New Xojo framework extremely slow - what am I doing wrong?!?

A friend of my asked my to help him parsing a data-dump from a PV-farm installation. This is a 233 MB CSV file containing minute-by-minute data from the system. The file is semi-colon separated. “No problems I said” and fired up Xojo 2017r3 on my Ubuntu 17.10 (i7, 16GB of RAM, SSD) and went to work.
I decided to actually start using the new framework (only been using the networking classes before) and came up with this method to read the file:

dim tin as Xojo.IO.TextInputStream
dim f as Xojo.IO.FolderItem
dim lines as integer = 0
dim line as Text
dim parts() as Text
dim start as integer = Ticks

f = new Xojo.IO.FolderItem("/home/msa/Tangix_Work/REALbasic Projects/PV-Viewer/data/test minut.csv")
tin = Xojo.IO.TextInputStream.open(f, Xojo.Core.TextEncoding.UTF8)

while not tin.EOF
  lines = lines + 1
  line = tin.ReadLine
  parts = line.Split(";")
wend
tin.Close
msgbox str(lines) + endofline + str(ticks - start)

Compiled it as 64-bit and tried it. After 10 minutes of maxing out one of the cores in the system I quit the application and started debugging. All looked fine, lines are read one by one and the split() worked as expected. WTF?
So, tried the old school way of doing things:

dim f as FolderItem
dim tin as TextInputStream
dim lines as integer
dim parts() as String
dim line as String
dim start as integer = Ticks
f = GetFolderItem("/home/msa/Tangix_Work/REALbasic Projects/PV-Viewer/data/test minut.csv")

tin = TextInputStream.Open(f)
tin.Encoding = Encodings.UTF8
while not tin.EOF
  lines = lines + 1
  line = tin.ReadLine
  parts = line.Split(";")
wend

msgbox str(lines) + endofline + str(ticks - start)

This code read 525618 lines in 371 ticks.

My question is bluntly: Why bother at all with the Xojo.* framework? And also - is this the reason of the painfully slow IDE - it’s using the new framework?

The sad end (for Xojo and my trust in the viability of Xojo as a go-to-tool) to this story is that I ended up coding this project in PHP and JavaScript instead and running it on the web.

When the new framework came out, I decided to wait two releases and then start moving to the new framework for new things to be made. Well Mattias, while everything seemed to work well, which means I did not have functional issues, I experienced that quite big performance loss compared to the good old existing framework. Long story short, nowadays I only use parts of the new framework if there is a forced need for it to do so. If Xojo might decide not to support the standard framework anymore, I am gone.
But what I don’t understand, you had an urgent need for importing the csv data, why not just go for the least risky road, which is existing framework, 32-bit, mac or windows, go with the banana and done ?
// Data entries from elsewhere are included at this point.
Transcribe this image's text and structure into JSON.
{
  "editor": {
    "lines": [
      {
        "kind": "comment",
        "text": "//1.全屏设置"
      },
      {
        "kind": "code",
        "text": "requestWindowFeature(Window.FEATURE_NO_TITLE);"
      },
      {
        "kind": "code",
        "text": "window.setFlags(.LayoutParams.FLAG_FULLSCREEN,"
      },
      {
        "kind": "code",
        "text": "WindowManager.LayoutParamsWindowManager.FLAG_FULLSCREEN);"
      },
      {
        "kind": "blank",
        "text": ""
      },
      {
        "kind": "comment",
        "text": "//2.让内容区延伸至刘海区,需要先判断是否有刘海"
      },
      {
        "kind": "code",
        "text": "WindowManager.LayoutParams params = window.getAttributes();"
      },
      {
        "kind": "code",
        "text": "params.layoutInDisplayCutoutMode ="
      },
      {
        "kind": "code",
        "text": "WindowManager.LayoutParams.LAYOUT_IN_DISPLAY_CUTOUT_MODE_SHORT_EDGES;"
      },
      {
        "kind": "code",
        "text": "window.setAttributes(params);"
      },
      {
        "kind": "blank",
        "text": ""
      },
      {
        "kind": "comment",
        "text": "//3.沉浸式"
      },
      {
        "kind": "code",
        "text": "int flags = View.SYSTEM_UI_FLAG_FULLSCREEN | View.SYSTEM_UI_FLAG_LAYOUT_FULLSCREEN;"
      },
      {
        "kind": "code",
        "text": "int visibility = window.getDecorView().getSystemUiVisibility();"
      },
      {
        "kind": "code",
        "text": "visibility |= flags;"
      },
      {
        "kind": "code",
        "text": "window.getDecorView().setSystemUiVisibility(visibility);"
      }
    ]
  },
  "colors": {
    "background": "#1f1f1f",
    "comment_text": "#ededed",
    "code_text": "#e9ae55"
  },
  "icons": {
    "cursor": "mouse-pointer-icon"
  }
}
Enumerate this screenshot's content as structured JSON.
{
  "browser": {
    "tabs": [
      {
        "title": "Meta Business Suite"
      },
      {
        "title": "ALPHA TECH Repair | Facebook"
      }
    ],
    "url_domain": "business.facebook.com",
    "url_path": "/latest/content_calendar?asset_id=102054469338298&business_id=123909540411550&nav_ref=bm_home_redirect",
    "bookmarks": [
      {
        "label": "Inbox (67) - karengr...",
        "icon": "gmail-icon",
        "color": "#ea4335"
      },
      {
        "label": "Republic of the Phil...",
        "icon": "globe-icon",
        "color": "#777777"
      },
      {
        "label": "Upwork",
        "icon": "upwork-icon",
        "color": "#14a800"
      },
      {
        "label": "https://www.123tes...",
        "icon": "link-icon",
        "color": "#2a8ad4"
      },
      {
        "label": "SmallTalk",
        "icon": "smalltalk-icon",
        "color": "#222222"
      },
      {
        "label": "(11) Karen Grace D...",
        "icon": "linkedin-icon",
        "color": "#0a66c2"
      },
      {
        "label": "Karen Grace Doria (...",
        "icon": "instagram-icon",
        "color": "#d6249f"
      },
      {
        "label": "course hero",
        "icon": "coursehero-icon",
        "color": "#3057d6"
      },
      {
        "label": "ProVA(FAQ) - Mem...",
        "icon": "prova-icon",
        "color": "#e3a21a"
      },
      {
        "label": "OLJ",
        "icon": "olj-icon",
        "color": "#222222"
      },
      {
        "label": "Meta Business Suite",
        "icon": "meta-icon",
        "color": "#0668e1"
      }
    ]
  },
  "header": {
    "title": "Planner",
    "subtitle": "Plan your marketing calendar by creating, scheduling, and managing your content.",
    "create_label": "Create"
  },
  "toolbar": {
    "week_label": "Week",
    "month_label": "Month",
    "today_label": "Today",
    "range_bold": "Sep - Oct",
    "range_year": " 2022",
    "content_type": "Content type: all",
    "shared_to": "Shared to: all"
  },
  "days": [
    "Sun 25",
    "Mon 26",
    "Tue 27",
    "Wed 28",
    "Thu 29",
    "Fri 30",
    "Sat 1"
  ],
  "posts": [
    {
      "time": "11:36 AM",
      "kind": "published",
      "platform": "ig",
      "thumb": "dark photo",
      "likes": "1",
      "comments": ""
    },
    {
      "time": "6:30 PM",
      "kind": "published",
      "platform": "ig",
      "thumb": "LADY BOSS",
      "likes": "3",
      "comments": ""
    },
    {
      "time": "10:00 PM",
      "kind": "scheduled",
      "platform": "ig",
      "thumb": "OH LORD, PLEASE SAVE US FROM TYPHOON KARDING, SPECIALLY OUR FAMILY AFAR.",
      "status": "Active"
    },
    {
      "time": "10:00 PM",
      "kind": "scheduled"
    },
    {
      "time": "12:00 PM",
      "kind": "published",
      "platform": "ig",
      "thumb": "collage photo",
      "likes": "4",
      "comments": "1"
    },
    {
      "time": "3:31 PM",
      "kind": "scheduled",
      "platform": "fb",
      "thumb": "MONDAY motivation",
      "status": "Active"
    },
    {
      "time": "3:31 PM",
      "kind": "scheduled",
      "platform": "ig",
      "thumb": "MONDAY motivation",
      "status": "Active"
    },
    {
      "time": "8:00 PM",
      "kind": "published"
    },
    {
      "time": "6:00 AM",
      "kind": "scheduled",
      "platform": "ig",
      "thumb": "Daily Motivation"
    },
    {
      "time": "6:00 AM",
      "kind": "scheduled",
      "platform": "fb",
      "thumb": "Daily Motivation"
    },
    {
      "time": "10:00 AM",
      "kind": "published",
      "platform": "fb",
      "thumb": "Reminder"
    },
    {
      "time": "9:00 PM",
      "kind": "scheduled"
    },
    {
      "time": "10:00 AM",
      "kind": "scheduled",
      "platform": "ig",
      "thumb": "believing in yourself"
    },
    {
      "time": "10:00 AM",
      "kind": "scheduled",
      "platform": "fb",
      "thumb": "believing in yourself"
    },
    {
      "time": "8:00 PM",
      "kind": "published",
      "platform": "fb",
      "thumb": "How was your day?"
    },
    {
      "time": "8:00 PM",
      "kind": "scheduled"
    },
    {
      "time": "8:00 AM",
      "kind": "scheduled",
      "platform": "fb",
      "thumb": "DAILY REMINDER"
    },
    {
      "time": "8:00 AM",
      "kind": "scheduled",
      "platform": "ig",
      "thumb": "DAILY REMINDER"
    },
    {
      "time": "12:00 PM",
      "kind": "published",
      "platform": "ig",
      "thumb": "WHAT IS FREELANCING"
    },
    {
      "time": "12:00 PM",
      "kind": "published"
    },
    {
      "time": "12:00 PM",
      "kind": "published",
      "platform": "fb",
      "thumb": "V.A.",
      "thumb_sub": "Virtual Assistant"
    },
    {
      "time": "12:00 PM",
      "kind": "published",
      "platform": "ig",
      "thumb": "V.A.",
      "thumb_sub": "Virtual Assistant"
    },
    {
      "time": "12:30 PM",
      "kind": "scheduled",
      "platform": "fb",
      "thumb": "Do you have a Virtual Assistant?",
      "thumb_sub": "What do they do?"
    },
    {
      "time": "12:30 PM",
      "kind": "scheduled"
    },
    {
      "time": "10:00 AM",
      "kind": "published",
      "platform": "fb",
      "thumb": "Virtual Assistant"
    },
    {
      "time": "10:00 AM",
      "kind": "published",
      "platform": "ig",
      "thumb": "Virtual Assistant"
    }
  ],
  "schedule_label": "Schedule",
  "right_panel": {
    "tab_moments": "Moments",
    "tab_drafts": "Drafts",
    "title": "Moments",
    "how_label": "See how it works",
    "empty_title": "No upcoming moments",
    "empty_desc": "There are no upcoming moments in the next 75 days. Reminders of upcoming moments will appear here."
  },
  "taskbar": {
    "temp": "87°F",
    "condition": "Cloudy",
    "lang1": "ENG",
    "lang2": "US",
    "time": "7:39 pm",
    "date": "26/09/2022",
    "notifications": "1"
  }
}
Main reason - the IDE on Ubuntu is pain-fully slow and quirky (text-selection and auto-complete) and I’m out of the office without access to a Windows machine.

a simpler way might have been to import it to SQL database using Dave S’s “Tadpole” application.

Yes, it is what it is. I wouldn’t use the Linux IDE for the time being. Seems that a minority of Xojo developers is using the Linux IDE at all, so I can imagine that it’s more important for Xojo to get the Windows stuff state of the art.

Don’t read in line by line (horribly slow), use ReadAll and split that into lines.

Text is also slower than String. You could have stayed with String.

@Matthias Sandström: Did you have a look at the profiler which line is the bottleneck? Either the readline or the split.

@Markus Winter: ReadLine IS slow. But then I had a look at the OPs post again and there really is no reason why the code should be so slow.
But Text is supposed to solve all your encoding problems. Hahahahah…

Amen to that.
New does not always mean better.

I maybe recalling something wrong (happens a lot), but I think some text operations on the new framework (e.g. text.split) were dogs. Search feedback and/or forum.

Text on non-Mac platforms is painfully slow. On the Mac, it’s about the same, or even faster, than String, if I recall. There is at least one Feedback case about this.

Stick with String. The classic framework isn’t going anywhere.

@Beatrix Willius :
Using the profiler to see where the code is slow I had to break down the loop into separate calls (as the profiler don’t show line-by-line execution, at least not what I could find). One call for EOF(), ReadLine() and Split(). The “helper-functions” only do the actual command and return the appropriate type.
Imagine my surprise when I found out the code was now about as fast as the old framework (19 ms vs 11 vs)!

I am reading just 100 lines from the file but doing it ten times to avoid any caching issues.
Clearly the new framework shouldn’t be used in tight loops.

Correction:
I now see the same loss of performance even when running it non-inline. I have no clue why.
Bottom-line still the same - the new framework is slow. Seems like it is the Text.Split() and that has been reported many times.